One concrete way to facilitate an integration of S/R into cancer patient care is through the education of caregivers early on in the training process (medical school, nursing school, school of social work). By including training on S/R awareness into the standard health caregivers’ curricula, more of our future healthcare providers could be more likely to be comfortable with, and better equipped to open meaningful discussions about spirituality. For interested patients, this could pave the way to providing appropriate referrals to hospital team members with expertise in rendering spiritual care, such as the chaplaincy. These issues are beginning to be explored in the healthcare setting.
Yet, integrating S/R into cancer patient care is not without its challenges. Physicians’ personal beliefs surrounding S/R may influence their openness to include S/R in treatment discussions, for example, if ethical concerns arise as to how physicians should engage with S/R if it contradicts their own opinions.
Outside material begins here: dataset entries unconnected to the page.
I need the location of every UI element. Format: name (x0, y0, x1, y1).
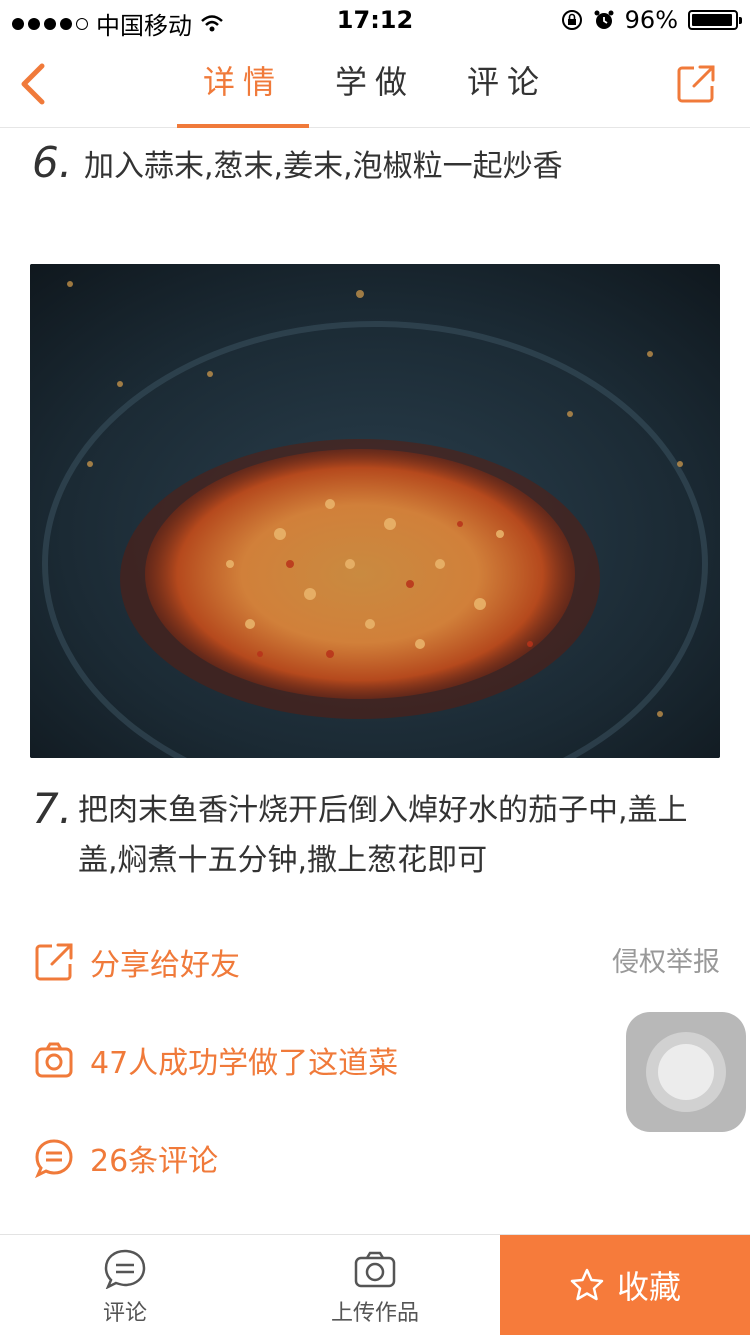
comments-count-button[interactable]: 26条评论 (34, 1136, 218, 1180)
step-description: 加入蒜末,葱末,姜末,泡椒粒一起炒香 (84, 142, 563, 192)
share-icon (35, 943, 73, 981)
bottom-comment-label: 评论 (102, 1301, 147, 1326)
step-line: 把肉末鱼香汁烧开后倒入焯好水的茄子中,盖上 (78, 793, 688, 828)
star-icon (570, 1268, 604, 1301)
detail-tabs: 详情 学做 评论 (0, 40, 750, 128)
comments-count-label: 26条评论 (90, 1144, 219, 1179)
step-description: 把肉末鱼香汁烧开后倒入焯好水的茄子中,盖上 盖,焖煮十五分钟,撒上葱花即可 (78, 786, 688, 886)
step-line: 加入蒜末,葱末,姜末,泡椒粒一起炒香 (84, 149, 563, 184)
top-navigation: 详情 学做 评论 (0, 40, 750, 128)
wok-stir-fry-image (30, 264, 720, 758)
status-bar: 中国移动 17:12 96% (0, 0, 750, 40)
upload-work-label: 上传作品 (330, 1301, 419, 1326)
step-photo (30, 264, 720, 758)
camera-icon (35, 1042, 73, 1078)
share-icon[interactable] (676, 64, 716, 104)
share-label: 分享给好友 (90, 948, 240, 983)
step-number: 6. (32, 138, 73, 187)
favorite-label: 收藏 (616, 1268, 681, 1306)
tab-comments[interactable]: 评论 (441, 40, 573, 128)
favorite-button[interactable]: 收藏 (500, 1235, 750, 1335)
comment-bubble-icon (104, 1249, 146, 1289)
step-line: 盖,焖煮十五分钟,撒上葱花即可 (78, 843, 488, 878)
upload-work-button[interactable]: 上传作品 (250, 1235, 500, 1335)
camera-icon (354, 1251, 396, 1288)
battery-percent: 96% (624, 6, 678, 34)
battery-icon (688, 10, 742, 30)
tab-details[interactable]: 详情 (177, 40, 309, 128)
bottom-action-bar: 评论 上传作品 收藏 (0, 1234, 750, 1335)
bottom-comment-button[interactable]: 评论 (0, 1235, 250, 1335)
learned-count-button[interactable]: 47人成功学做了这道菜 (34, 1038, 398, 1082)
share-to-friends-button[interactable]: 分享给好友 (34, 940, 240, 984)
learned-count-label: 47人成功学做了这道菜 (90, 1046, 399, 1081)
comment-bubble-icon (35, 1139, 73, 1178)
report-infringement-link[interactable]: 侵权举报 (612, 940, 720, 979)
step-number: 7. (32, 784, 73, 833)
assistive-touch-button[interactable] (626, 1012, 746, 1132)
tab-learn[interactable]: 学做 (309, 40, 441, 128)
orientation-lock-icon (561, 10, 582, 30)
alarm-icon (594, 10, 614, 29)
status-right: 96% (561, 6, 742, 34)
Moreover, in smaller hospitals with fewer resources, adapting to the diverse spiritual needs of cancer patients, including various religions and even sects within those religions, poses numerous challenges. The obstacle of how to guarantee that all cancer patients get equal spiritual care without imposing particular beliefs remains a significant issue in developing S/R-inclusive treatment plans.
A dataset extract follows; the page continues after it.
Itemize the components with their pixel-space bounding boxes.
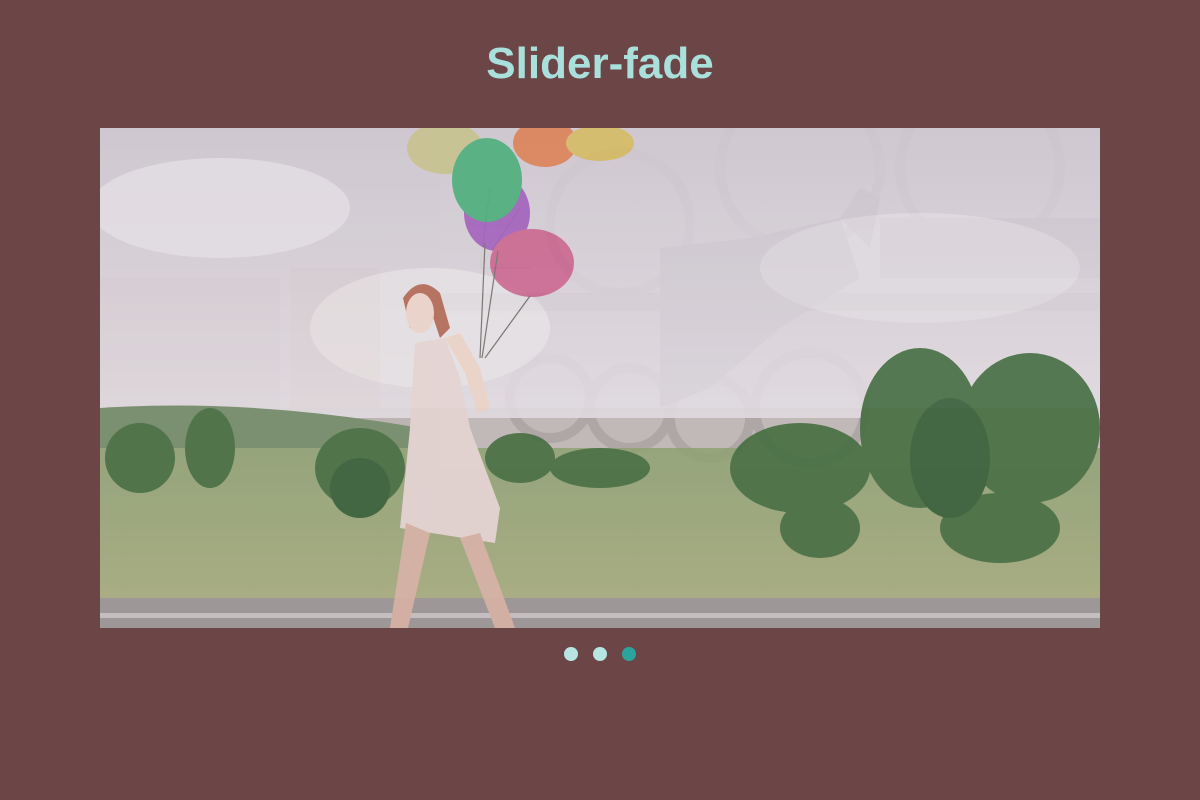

Future research could aim to investigate these obstacles by developing best practices for implementing S/R in healthcare settings while maintaining the integrity of both provider and cancer patient beliefs. Furthermore, healthcare institutions could consider policies that allow space for S/R support and culturally respectful care plans. By acknowledging the role of S/R as greater than just an individual’s belief system, but a worthy resource for recovery, healthcare professionals can better support interested cancer patients in achieving improved overall quality of life.
Conclusion
The collective findings of this review demonstrate a potentially significant role for spirituality and religiosity (S/R) in the cancer journey. Across numerous studies, S/R surfaces as an apparent source of both spiritual and physical well-being, mental resilience, and improved social connection for patients diagnosed with cancer. The rather consistent association between increased levels of S/R and better quality of life illustrates its importance as a potentially complementary element in cancer patient care. Moreover, evidence suggesting physiological benefits, including improved immune function, fortifies the notion that spirituality may not be merely a psychological construct but a practice with tangible biological benefits.
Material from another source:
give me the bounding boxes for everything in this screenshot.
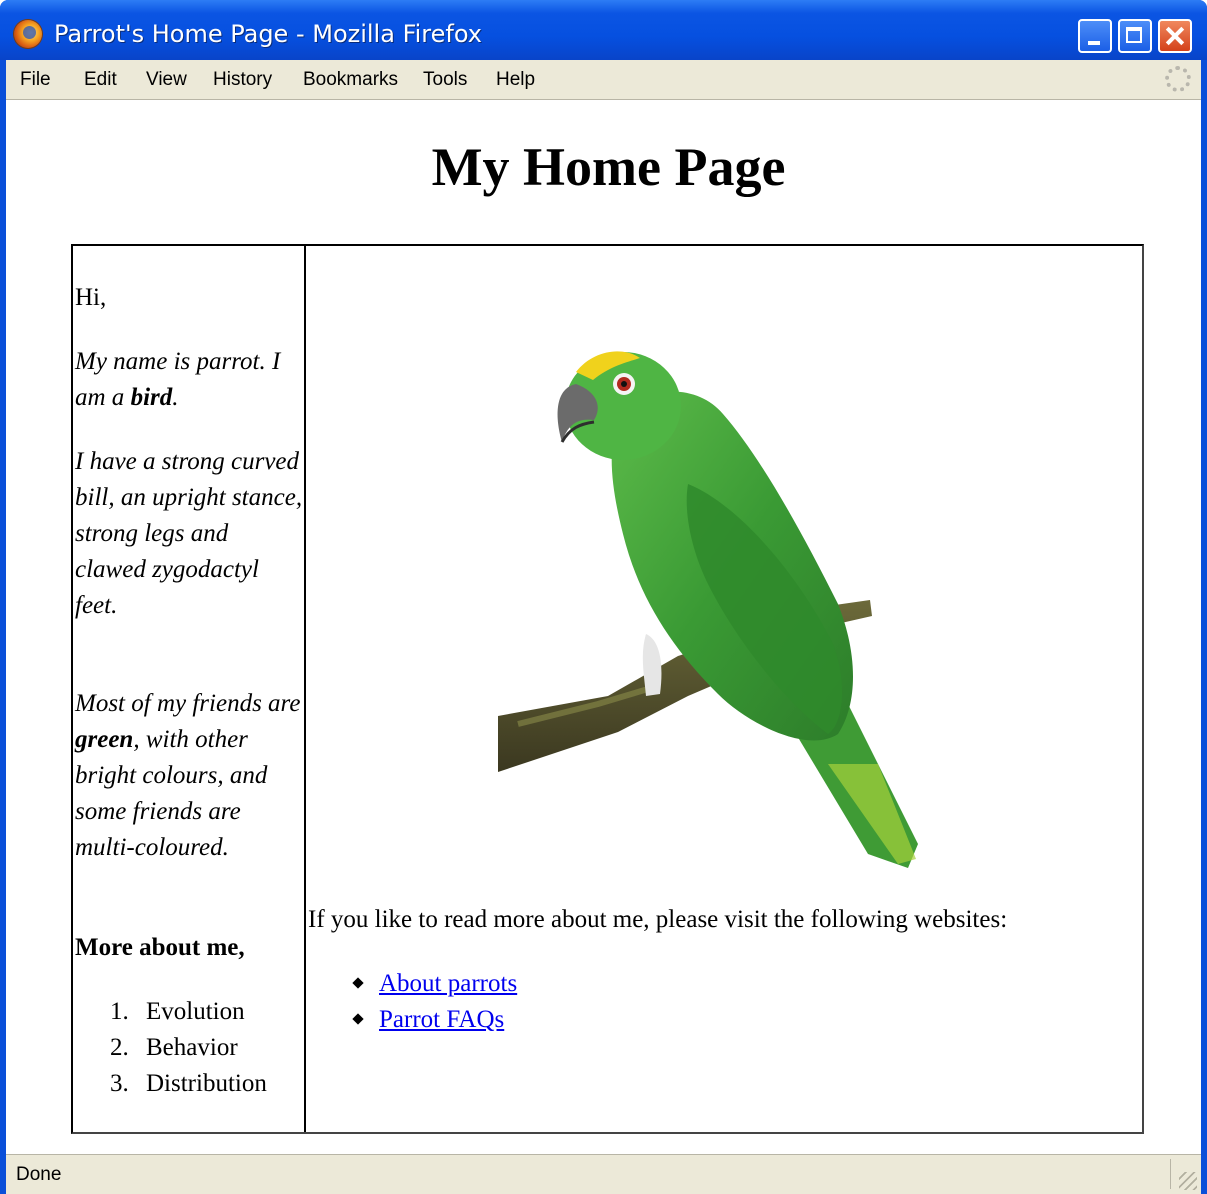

Furthermore, the cultural specificity of S/R suggests a consideration of a cancer patient-centered approach that respects diverse religious and spiritual beliefs. An integration of S/R into healthcare could ideally be a culturally sensitive practice that is tailored to individual cancer patient’s values and perspectives. While not all authors would agree with a role for S/R in the healthcare setting, our findings support our premise that S/R be considered as an important component of holistic cancer patient care. By being comfortable with initiating conversations on S/R, caregivers can identify interested patients, garner spiritual support by referral to trained spiritual caregivers in the hospital chaplaincy; and thereby meet the emotional, as well as the physical needs of their cancer patients, helping them develop a deeper sense of meaning, faith, hope and trust.